While Louisville’s group of receivers has plenty of speed, it will be key for this young group to actually separate against man coverage. While we saw Dez Fitzpatrick beat guys for contested balls during the spring game, I’m not sure the rest of the group can consistently do the same.

There’s a lot of excitement about this group of receivers and it’s completely warranted. This is the area that Louisville has recruited best and all of these guys have the size and skills that you look for. Jaylen Smith is up to 220 pounds and showed flashes of a go-to guy last year. Seth Dawkins also put on some weight and seems like a guy that could take a big step forward in his second year like Smith did.

Petrino moving Cornelius Sturghill back over to offense was very unexpected to me. Sturghill looked like the second best corner in the spring and was splitting time with the first group in the fall. What really stood out about the move is that Petrino said that he needed more speed on the offense. Sturghill has plenty of speed, but what about the guys already there? It’s just something that seemed out of the ordinary with the focus of recruiting being on speed at the skill spots. Either way, Sturghill adds a weapon that should really help Louisville stretch the field and open up defenses.

As a whole this group of receivers has the potential to be just as good as the 2014 group was if Louisville can find a way to spread the ball around and get everyone involved. If Louisville can work Traveon Samuel and the tight ends into the offense on intermediate routes and quick hitters it should open things up for the outside guys.

We won’t likely see too much of the young guys the Cards recruited in this last class but Josh Johnson is likely the best bet to get significant minutes. Johnson has already impressed the coaches and was obviously ahead of the other new guys in the open practice. Johnson also has a chance to help in the return game if needed. Cory Reed also looked solid in his first practice but would likely have a harder time pushing through to get playing time.

The group of tight ends has big shoes to fill this coming year and their production could be needed. With UofL replacing so guys outside as well as breaking in new linemen, Jackson will need a safety valve. Louisville’s play calling chased the big play to often at times last year and having a reliable tight end should help Jackson make better decisions when the deep ball isn’t there.

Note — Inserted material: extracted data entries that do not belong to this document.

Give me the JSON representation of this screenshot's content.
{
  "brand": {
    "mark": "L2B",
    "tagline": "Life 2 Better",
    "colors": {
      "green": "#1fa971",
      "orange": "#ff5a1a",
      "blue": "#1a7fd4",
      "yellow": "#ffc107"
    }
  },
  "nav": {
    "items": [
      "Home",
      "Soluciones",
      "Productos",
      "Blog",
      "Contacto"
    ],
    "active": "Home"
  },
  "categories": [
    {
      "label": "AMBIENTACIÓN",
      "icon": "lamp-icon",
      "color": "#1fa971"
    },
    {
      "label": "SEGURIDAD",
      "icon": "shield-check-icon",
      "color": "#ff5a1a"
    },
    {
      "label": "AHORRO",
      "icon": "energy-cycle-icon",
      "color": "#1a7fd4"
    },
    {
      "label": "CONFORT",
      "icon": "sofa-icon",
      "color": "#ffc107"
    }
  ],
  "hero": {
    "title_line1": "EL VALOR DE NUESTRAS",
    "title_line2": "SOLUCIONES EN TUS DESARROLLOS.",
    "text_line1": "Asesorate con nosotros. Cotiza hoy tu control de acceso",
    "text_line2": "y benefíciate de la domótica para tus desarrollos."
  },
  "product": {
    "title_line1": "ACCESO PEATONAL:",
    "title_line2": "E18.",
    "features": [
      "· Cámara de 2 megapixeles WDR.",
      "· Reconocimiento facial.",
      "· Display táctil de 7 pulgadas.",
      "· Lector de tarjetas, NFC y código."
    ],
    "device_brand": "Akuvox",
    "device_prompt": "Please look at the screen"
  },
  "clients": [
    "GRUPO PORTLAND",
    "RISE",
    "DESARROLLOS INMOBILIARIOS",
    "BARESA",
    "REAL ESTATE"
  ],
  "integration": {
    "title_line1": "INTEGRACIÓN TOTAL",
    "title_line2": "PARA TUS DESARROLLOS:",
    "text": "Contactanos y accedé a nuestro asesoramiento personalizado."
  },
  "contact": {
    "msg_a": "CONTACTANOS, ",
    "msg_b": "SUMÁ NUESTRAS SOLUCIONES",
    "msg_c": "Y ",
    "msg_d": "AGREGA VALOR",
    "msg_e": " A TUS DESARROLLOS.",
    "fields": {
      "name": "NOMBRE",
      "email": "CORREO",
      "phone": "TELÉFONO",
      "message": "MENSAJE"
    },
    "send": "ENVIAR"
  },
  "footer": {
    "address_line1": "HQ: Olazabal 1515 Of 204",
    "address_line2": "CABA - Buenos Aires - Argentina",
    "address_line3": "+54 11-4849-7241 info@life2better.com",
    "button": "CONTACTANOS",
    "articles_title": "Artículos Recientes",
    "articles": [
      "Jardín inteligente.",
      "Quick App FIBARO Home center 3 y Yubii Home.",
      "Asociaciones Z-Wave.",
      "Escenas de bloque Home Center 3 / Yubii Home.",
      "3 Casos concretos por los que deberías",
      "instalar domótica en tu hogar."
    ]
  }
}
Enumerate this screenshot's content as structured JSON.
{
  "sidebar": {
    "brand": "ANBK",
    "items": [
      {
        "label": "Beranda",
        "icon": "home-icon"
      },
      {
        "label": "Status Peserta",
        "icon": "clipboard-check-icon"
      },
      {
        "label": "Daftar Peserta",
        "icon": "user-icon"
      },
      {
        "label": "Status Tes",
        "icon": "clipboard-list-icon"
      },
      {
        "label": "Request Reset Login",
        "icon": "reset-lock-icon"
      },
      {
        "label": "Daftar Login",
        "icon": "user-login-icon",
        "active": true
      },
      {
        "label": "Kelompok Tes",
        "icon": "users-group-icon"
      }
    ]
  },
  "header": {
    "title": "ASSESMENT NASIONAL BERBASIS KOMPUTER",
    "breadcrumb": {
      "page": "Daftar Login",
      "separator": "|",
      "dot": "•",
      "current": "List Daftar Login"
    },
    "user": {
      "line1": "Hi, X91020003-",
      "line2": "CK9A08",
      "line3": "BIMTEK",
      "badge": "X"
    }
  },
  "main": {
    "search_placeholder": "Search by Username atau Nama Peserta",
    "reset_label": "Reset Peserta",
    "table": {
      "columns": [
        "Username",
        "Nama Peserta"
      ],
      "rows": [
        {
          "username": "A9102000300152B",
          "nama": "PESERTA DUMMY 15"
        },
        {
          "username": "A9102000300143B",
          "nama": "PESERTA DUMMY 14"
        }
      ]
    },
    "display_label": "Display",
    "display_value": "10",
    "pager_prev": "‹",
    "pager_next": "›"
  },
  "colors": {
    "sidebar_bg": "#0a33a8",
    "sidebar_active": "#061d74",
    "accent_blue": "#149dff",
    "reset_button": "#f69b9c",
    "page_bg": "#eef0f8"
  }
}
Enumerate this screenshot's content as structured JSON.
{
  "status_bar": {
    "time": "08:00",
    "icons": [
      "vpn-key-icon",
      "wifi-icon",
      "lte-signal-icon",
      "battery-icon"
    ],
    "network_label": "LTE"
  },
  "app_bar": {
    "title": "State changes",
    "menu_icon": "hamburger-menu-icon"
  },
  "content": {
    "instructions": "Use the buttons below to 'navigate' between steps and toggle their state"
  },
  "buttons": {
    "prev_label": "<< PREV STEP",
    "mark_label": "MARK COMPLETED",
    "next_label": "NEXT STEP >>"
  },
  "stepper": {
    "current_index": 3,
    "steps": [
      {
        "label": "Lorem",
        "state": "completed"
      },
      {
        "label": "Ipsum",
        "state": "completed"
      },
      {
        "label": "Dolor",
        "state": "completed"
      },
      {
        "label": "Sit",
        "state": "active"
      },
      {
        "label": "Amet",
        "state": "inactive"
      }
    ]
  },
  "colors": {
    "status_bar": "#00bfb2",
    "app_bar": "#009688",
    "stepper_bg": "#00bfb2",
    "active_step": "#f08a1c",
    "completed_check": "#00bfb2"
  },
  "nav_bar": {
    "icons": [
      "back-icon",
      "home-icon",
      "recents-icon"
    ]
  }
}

Charles Standberry and Micky Crum will likely split time on the field until one of them pulls away from the other. Crum is probably a better overall player but he’s been known to make some big mistakes in games. Standberry is your more reliable guy but he’s not as likely to break a big play or block as well. That’s not the worst problem to have as they at least give you some options. I personally see Crum getting more snaps due to his blocking.